Vendredi 8 janvier, Twitter a suspendu de façon permanente le compte du président des États-Unis, bloquant la diffusion de ses idées avec ses 88 millions d'abonnés, deux jours après l'occupation du Capitole. La décision de Twitter suivi de Facebook et Instagram de fermer les comptes de Donald Trump suscitent une vague d'interrogation dans le monde voire de désapprobation.
Tout d’abord, Twitter et les autres avaient-ils légalement le droit de supprimer le compte de Trump ? Oui car en ouvrant un compte sur ce réseau social, il faut valider des conditions générales d’utilisation et parapher un contrat d’utilisation. On trouve une page qui mentionne une série de règles. Elles excluent, les appels à la haine, à la violence, les insultes ou encore la diffusion de certains contenus.
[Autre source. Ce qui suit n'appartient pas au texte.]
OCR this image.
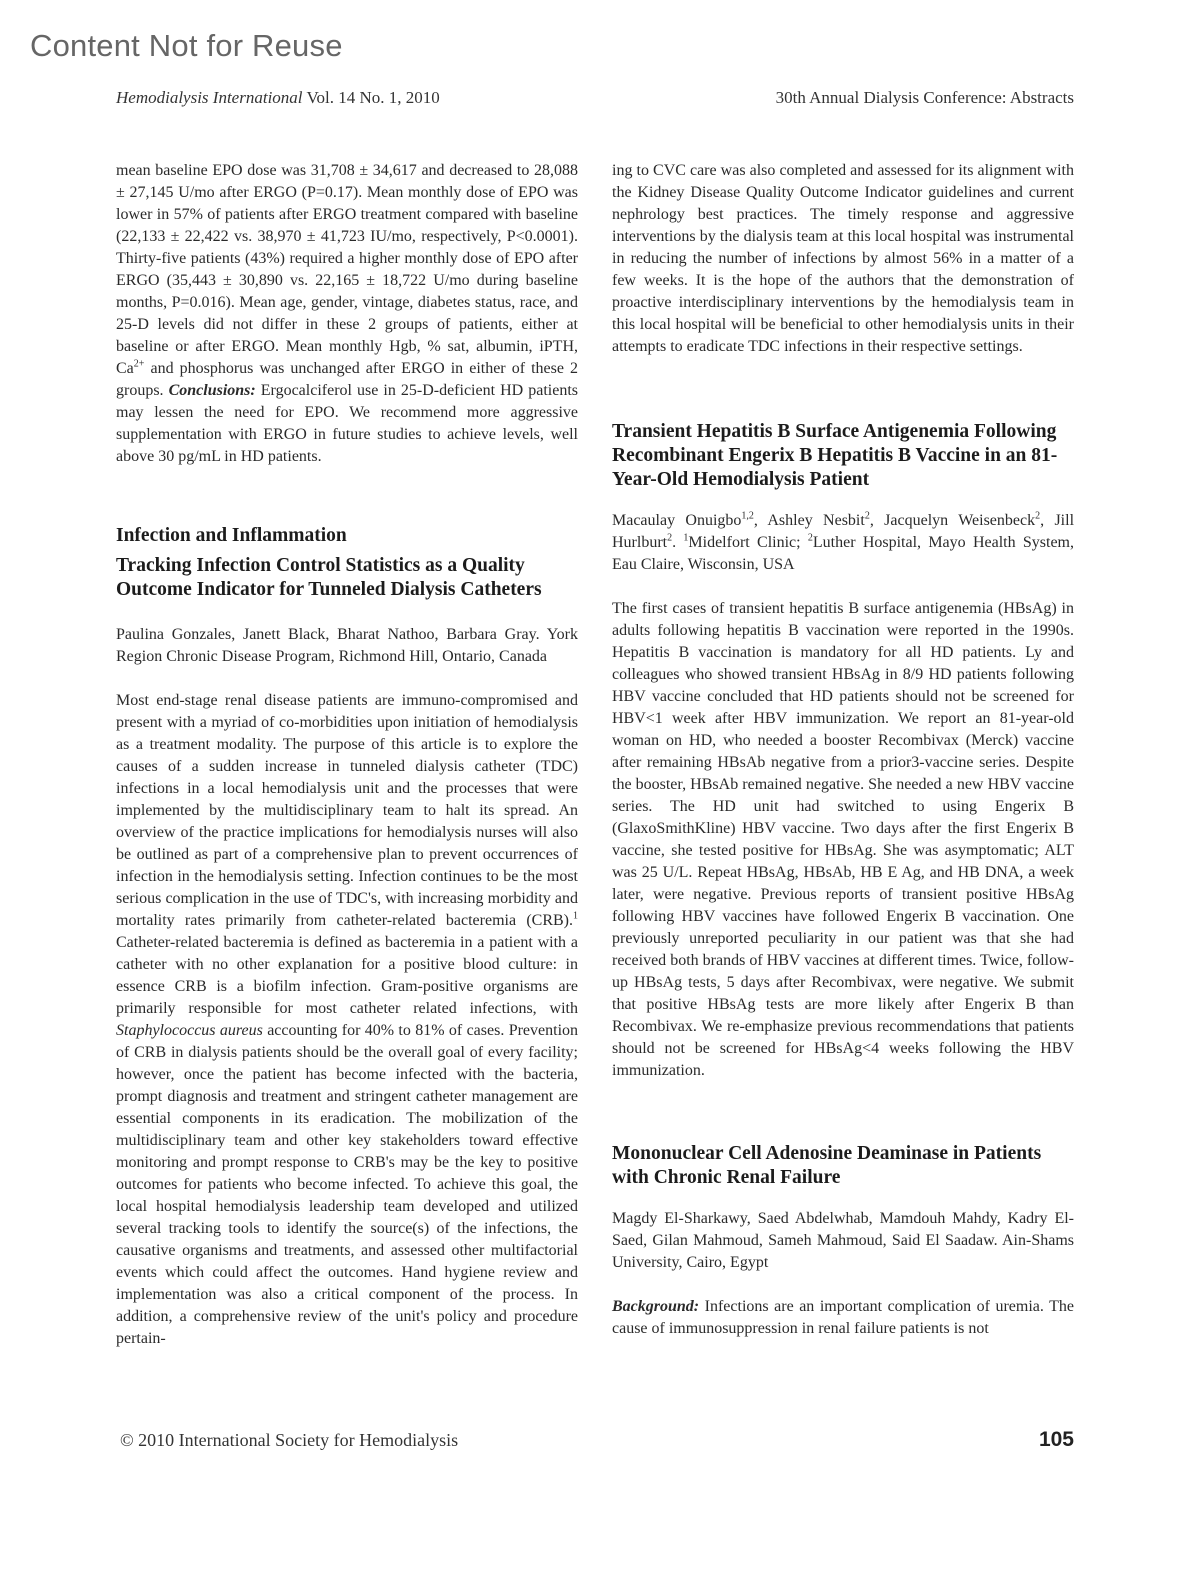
Content Not for Reuse
Hemodialysis International Vol. 14 No. 1, 2010	30th Annual Dialysis Conference: Abstracts

mean baseline EPO dose was 31,708 ± 34,617 and decreased to 28,088 ± 27,145 U/mo after ERGO (P=0.17). Mean monthly dose of EPO was lower in 57% of patients after ERGO treatment compared with baseline (22,133 ± 22,422 vs. 38,970 ± 41,723 IU/mo, respectively, P<0.0001). Thirty-five patients (43%) required a higher monthly dose of EPO after ERGO (35,443 ± 30,890 vs. 22,165 ± 18,722 U/mo during baseline months, P=0.016). Mean age, gender, vintage, diabetes status, race, and 25-D levels did not differ in these 2 groups of patients, either at baseline or after ERGO. Mean monthly Hgb, % sat, albumin, iPTH, $Ca^{2+}$ and phosphorus was unchanged after ERGO in either of these 2 groups. Conclusions: Ergocalciferol use in 25-D-deficient HD patients may lessen the need for EPO. We recommend more aggressive supplementation with ERGO in future studies to achieve levels, well above 30 pg/mL in HD patients.

Infection and Inflammation
Tracking Infection Control Statistics as a Quality Outcome Indicator for Tunneled Dialysis Catheters

Paulina Gonzales, Janett Black, Bharat Nathoo, Barbara Gray. York Region Chronic Disease Program, Richmond Hill, Ontario, Canada

Most end-stage renal disease patients are immuno-compromised and present with a myriad of co-morbidities upon initiation of hemodialysis as a treatment modality. The purpose of this article is to explore the causes of a sudden increase in tunneled dialysis catheter (TDC) infections in a local hemodialysis unit and the processes that were implemented by the multidisciplinary team to halt its spread. An overview of the practice implications for hemodialysis nurses will also be outlined as part of a comprehensive plan to prevent occurrences of infection in the hemodialysis setting. Infection continues to be the most serious complication in the use of TDC's, with increasing morbidity and mortality rates primarily from catheter-related bacteremia (CRB).$^1$ Catheter-related bacteremia is defined as bacteremia in a patient with a catheter with no other explanation for a positive blood culture: in essence CRB is a biofilm infection. Gram-positive organisms are primarily responsible for most catheter related infections, with Staphylococcus aureus accounting for 40% to 81% of cases. Prevention of CRB in dialysis patients should be the overall goal of every facility; however, once the patient has become infected with the bacteria, prompt diagnosis and treatment and stringent catheter management are essential components in its eradication. The mobilization of the multidisciplinary team and other key stakeholders toward effective monitoring and prompt response to CRB's may be the key to positive outcomes for patients who become infected. To achieve this goal, the local hospital hemodialysis leadership team developed and utilized several tracking tools to identify the source(s) of the infections, the causative organisms and treatments, and assessed other multifactorial events which could affect the outcomes. Hand hygiene review and implementation was also a critical component of the process. In addition, a comprehensive review of the unit's policy and procedure pertain-

ing to CVC care was also completed and assessed for its alignment with the Kidney Disease Quality Outcome Indicator guidelines and current nephrology best practices. The timely response and aggressive interventions by the dialysis team at this local hospital was instrumental in reducing the number of infections by almost 56% in a matter of a few weeks. It is the hope of the authors that the demonstration of proactive interdisciplinary interventions by the hemodialysis team in this local hospital will be beneficial to other hemodialysis units in their attempts to eradicate TDC infections in their respective settings.

Transient Hepatitis B Surface Antigenemia Following Recombinant Engerix B Hepatitis B Vaccine in an 81-Year-Old Hemodialysis Patient

Macaulay Onuigbo$^{1,2}$, Ashley Nesbit$^2$, Jacquelyn Weisenbeck$^2$, Jill Hurlburt$^2$. $^1$Midelfort Clinic; $^2$Luther Hospital, Mayo Health System, Eau Claire, Wisconsin, USA

The first cases of transient hepatitis B surface antigenemia (HBsAg) in adults following hepatitis B vaccination were reported in the 1990s. Hepatitis B vaccination is mandatory for all HD patients. Ly and colleagues who showed transient HBsAg in 8/9 HD patients following HBV vaccine concluded that HD patients should not be screened for HBV<1 week after HBV immunization. We report an 81-year-old woman on HD, who needed a booster Recombivax (Merck) vaccine after remaining HBsAb negative from a prior3-vaccine series. Despite the booster, HBsAb remained negative. She needed a new HBV vaccine series. The HD unit had switched to using Engerix B (GlaxoSmithKline) HBV vaccine. Two days after the first Engerix B vaccine, she tested positive for HBsAg. She was asymptomatic; ALT was 25 U/L. Repeat HBsAg, HBsAb, HB E Ag, and HB DNA, a week later, were negative. Previous reports of transient positive HBsAg following HBV vaccines have followed Engerix B vaccination. One previously unreported peculiarity in our patient was that she had received both brands of HBV vaccines at different times. Twice, follow-up HBsAg tests, 5 days after Recombivax, were negative. We submit that positive HBsAg tests are more likely after Engerix B than Recombivax. We re-emphasize previous recommendations that patients should not be screened for HBsAg<4 weeks following the HBV immunization.

Mononuclear Cell Adenosine Deaminase in Patients with Chronic Renal Failure

Magdy El-Sharkawy, Saed Abdelwhab, Mamdouh Mahdy, Kadry El-Saed, Gilan Mahmoud, Sameh Mahmoud, Said El Saadaw. Ain-Shams University, Cairo, Egypt

Background: Infections are an important complication of uremia. The cause of immunosuppression in renal failure patients is not

© 2010 International Society for Hemodialysis	105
Et en cas de non respect, il peut y avoir sanction.
"Cette question soulève pas mal d'autres sous-questions : est-ce qu’on considère ces entreprises comme des médias ? Elles ne se revendiquent pas comme tel car on pourrait les accuser de censure. Malgré tout, elles sont soumises à des publications qu’elles doivent modérer. Ils sont maîtres chez eux", explique Lionel Tardy, enseignant à la Digital School of Paris.
Twitter et les autres ressemblent à une forme d'espace public mais ils sont régis par le droit privé. Ils considèrent que le président américain avec ses débordements habituels en particulier mercredi dernier a outrepassé les conditions d'utilisation. Mais il n'en reste pas moins que c’est une entreprise privée qui fixe les règles et applique les sanctions en même temps. "Ce qui pose problème, c’est que les réseaux sociaux sont devenus des amplificateurs qui sont incontournables donc laisser à ces géants le droit de vie ou de mort de la parole publique pose un véritable enjeu démocratique. La question se pose de savoir si on peut laisser les plateformes être juges et parties", souligne Constantin Pavléas, avocat spécialisé en droit des technologies de l'information.
En France, le gouvernement français avait tenté en 2020 de réguler la haine en ligne par une loi portée par la députée LREM Laetitia Avia. Le Conseil constitutionnel l'a rejetée en juin au motif qu'elle portait atteinte à la liberté d'expression. Mais si on entend aussi beaucoup les politiques européens depuis ce week-end, c’est qu’il y a un contexte au-delà du cas Trump. "Il faut replacer cette stratégie dans le débat européen du 'digital services act' qui vient remettre à jour la législation sur les contenus en ligne. Le politique trouve ici un argumentaire en or pour porter ce texte qui va accentuer les mesures de censure sur les réseaux", explique Marc Rees, rédacteur en chef de Next INPACT
Reste à savoir quelle forme prendra le futur "digital services act" européen. "Il faudrait qu’on ne laisse pas les plateformes décider elle-même de ce qui est licite et illicite. Il faut qu'il y ait une police des communications électroniques, faite par un acteur indépendant", préconise Constantin Pavléas.
Le secrétaire d'État au numérique Cédric O a affirmé que "au-delà de la haine en ligne, nous avons besoin d'inventer une nouvelle forme de supervision démocratique". Mais il y a aura toujours des trous dans la raquette : "On vous demande de juger des contenus qui viennent de dizaines de millions d’internautes et c’est extrêmement difficile", affirme Marc Rees.